What is C#?
Why this matters: Every time you log into FNB online banking, swipe a Discovery medical card or check your Standard Bank app, there is a very good chance C# code is running behind the scenes. A huge slice of South Africa's banks, medical aids and insurers quietly run on it.
The short version
C# (pronounced "C Sharp") is a modern, object-oriented programming language. You use it to build serious software: banking systems, government platforms, web APIs, desktop tools, mobile apps and even video games. It is strict enough to keep large teams out of trouble, and modern enough to feel pleasant to write in.
A short history
C# has a genuinely interesting backstory.
In the late 1990s, Microsoft was in an ugly legal fight with Sun Microsystems about Java. Microsoft had been shipping its own version of Java, Sun objected, and the lawsuit dragged on for years. Microsoft decided it needed its own language. They hired Anders Hejlsberg, the Danish engineer who had designed Turbo Pascal in the 1980s and led the team behind Delphi, to design it.
The new language was originally codenamed "Cool" (short for "C-like Object Oriented Language"). When it shipped publicly in 2002 alongside .NET Framework 1.0, it had a new name: C#. The # is meant to look like four + signs stacked together, hinting that this was a step up from C and C++.
For its first 12 years, C# ran only on Windows. Then in 2014 Microsoft did something the company rarely did at the time: it open-sourced .NET and made it cross-platform. Today C# runs natively on Windows, Linux and macOS, the .NET runtime is on GitHub, and the language evolves in the open with input from thousands of contributors.
Why C# is everywhere today
A few honest reasons:
- It quietly became modern. Features like
async/await(2012), pattern matching (2019) and records (2020) borrowed the best ideas from Python, Scala and F# and folded them in. - It is fast. .NET 8 performance is genuinely close to C++ for many workloads, and far ahead of typical scripting languages.
- It is the language of Unity. A huge slice of the world's video games, including most mobile games you have heard of, are built on the Unity engine. Unity scripts are written in C#.
- It is the safe enterprise default. Strong typing catches whole categories of bugs before the code ever runs, which is exactly what a bank or a hospital wants.
- The tooling is excellent.
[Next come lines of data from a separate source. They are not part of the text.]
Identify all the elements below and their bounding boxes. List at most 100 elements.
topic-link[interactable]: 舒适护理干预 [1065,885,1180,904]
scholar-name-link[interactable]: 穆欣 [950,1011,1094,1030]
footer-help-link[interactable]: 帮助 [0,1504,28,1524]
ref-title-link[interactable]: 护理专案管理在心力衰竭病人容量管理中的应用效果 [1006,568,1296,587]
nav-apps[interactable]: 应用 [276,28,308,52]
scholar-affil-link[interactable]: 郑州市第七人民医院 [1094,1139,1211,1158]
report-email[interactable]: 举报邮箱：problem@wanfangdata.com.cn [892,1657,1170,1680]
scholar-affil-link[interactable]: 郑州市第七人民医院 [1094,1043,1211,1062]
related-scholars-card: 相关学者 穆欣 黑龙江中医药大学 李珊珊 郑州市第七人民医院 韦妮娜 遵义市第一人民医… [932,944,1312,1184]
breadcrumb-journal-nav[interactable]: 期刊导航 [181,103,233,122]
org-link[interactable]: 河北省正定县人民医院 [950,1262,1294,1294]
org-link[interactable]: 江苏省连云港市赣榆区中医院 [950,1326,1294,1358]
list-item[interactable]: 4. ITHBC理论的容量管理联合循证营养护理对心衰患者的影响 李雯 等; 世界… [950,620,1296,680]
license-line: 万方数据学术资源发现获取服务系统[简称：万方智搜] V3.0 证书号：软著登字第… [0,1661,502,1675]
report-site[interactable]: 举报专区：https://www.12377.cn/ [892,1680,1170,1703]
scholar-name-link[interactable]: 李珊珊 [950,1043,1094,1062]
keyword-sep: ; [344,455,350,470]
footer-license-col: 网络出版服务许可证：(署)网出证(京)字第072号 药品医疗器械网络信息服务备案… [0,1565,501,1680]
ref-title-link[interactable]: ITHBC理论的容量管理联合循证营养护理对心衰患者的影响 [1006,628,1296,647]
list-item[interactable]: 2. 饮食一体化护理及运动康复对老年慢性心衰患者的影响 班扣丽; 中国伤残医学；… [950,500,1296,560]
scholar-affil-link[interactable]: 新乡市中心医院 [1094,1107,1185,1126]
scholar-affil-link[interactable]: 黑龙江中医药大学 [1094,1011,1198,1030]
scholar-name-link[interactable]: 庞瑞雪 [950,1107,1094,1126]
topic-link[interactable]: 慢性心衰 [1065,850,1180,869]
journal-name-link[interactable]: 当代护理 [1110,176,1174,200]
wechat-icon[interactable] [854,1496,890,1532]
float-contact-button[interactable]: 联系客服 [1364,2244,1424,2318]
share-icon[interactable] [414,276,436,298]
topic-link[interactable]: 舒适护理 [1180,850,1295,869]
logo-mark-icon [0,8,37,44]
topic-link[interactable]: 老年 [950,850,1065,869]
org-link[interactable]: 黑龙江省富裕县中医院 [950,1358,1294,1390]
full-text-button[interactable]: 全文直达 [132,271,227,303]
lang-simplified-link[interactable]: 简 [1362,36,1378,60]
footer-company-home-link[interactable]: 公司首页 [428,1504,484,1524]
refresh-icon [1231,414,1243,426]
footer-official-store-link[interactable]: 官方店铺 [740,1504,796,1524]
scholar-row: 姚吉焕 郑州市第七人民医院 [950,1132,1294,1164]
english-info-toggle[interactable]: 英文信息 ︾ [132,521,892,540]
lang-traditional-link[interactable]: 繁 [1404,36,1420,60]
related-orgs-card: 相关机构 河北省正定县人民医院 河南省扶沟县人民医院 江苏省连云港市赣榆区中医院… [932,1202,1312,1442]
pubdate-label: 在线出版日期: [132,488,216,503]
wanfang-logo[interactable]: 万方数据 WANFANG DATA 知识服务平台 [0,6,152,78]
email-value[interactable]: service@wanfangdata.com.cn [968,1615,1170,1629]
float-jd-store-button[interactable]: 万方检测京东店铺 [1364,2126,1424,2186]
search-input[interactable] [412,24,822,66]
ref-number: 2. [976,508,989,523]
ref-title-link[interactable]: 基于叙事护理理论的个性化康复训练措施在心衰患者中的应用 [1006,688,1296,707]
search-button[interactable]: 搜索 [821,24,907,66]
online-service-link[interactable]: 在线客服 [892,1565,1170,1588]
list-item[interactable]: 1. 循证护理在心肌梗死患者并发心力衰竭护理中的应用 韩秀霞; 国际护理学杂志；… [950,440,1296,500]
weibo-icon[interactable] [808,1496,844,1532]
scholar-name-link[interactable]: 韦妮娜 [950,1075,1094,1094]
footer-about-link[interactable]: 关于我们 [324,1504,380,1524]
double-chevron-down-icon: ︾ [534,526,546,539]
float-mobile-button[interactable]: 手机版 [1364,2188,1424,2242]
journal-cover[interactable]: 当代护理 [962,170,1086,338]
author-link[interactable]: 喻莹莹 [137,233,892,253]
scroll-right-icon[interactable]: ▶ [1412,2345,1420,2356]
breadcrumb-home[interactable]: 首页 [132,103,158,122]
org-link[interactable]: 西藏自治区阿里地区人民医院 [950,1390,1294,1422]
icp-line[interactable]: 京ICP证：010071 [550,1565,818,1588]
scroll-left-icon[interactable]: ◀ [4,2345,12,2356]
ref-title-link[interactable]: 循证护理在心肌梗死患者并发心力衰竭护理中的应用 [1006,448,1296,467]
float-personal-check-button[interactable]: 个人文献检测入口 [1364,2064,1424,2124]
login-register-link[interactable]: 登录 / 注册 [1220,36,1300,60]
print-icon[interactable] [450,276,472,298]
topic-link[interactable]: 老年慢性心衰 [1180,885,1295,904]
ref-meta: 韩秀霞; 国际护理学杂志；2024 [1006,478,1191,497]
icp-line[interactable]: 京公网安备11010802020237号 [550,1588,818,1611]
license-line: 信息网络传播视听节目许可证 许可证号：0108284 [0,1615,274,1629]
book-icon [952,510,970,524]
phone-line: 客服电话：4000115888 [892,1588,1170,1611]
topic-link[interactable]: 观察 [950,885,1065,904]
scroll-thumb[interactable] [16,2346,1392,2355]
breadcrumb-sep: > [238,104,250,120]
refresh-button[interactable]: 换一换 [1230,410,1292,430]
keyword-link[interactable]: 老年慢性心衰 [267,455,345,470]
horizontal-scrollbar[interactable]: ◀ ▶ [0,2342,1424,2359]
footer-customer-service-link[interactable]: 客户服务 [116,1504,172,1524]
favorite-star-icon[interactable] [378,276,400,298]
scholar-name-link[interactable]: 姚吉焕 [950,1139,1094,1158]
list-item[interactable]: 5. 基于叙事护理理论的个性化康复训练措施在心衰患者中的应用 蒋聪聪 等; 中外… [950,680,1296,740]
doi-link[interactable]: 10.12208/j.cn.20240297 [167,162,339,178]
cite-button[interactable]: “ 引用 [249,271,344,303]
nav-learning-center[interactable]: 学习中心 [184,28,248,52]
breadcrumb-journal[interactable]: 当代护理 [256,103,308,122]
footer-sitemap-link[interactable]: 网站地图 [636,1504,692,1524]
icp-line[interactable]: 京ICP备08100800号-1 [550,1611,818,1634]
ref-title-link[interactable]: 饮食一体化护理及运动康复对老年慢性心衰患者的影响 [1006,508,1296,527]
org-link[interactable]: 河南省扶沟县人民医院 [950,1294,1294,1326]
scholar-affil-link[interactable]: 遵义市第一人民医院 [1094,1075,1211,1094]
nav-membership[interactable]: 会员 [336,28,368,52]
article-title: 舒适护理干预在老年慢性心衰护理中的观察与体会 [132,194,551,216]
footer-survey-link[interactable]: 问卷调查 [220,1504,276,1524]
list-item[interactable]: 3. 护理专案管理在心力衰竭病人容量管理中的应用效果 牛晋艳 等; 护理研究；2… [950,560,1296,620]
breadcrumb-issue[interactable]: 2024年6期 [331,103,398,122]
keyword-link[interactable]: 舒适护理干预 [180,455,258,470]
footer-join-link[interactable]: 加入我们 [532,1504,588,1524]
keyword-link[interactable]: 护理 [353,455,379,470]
Visual Studio and JetBrains Rider are widely considered the best IDEs in the industry.
What real C# code looks like
Before we set anything up, here is one line that gives you a feel for the language:
Console.WriteLine($"Welcome, {customerName}. Your balance is R{balance:F2}");
That single line:
- Calls a built-in method to print to the screen
- Uses string interpolation (
$"...") to mix text and variables - Applies a format specifier (
:F2) to show the balance with exactly two decimal places, like a real bank statement
You do not need to understand it yet. By Module 2 you will be writing this kind of code without thinking.
Where you see C# in South Africa
Banks, insurers and large retailers are the heaviest users locally. Companies like Standard Bank, Discovery, Nedbank and FNB run substantial C# development teams. Government and parastatals use it too. If you walk into a corporate dev job in Johannesburg or Cape Town, there is a real chance C# is on the stack.
Career prospects
Indicative monthly salaries for C# developers in South Africa:
- Entry-level: R25,000 to R35,000
- Mid-level: R45,000 to R65,000
- Senior: R70,000 to R120,000+
- Architect: R100,000 to R150,000+
The .NET ecosystem in one breath
You will often see C# spoken about together with .NET, the platform it runs on. The pieces you will meet in this course or shortly after:
- .NET 8+: the modern, cross-platform runtime
- ASP.NET Core: web applications and APIs
- Entity Framework Core: talk to databases without writing SQL by hand
- Blazor: build web UIs in C# instead of JavaScript
- .NET MAUI: build mobile apps from one codebase
What you'll build in this course
By the end of C# Fundamentals you will be able to build:
- Console applications
- Desktop applications
- REST APIs
- Database-driven applications
- Realistic SA scenarios like a small banking system and a student management tool
A note on style
Throughout this course we use South African examples: Rand amounts, local company names and scenarios you will actually recognise. The code from this course should feel like the code you would write on your first day at a real SA tech job.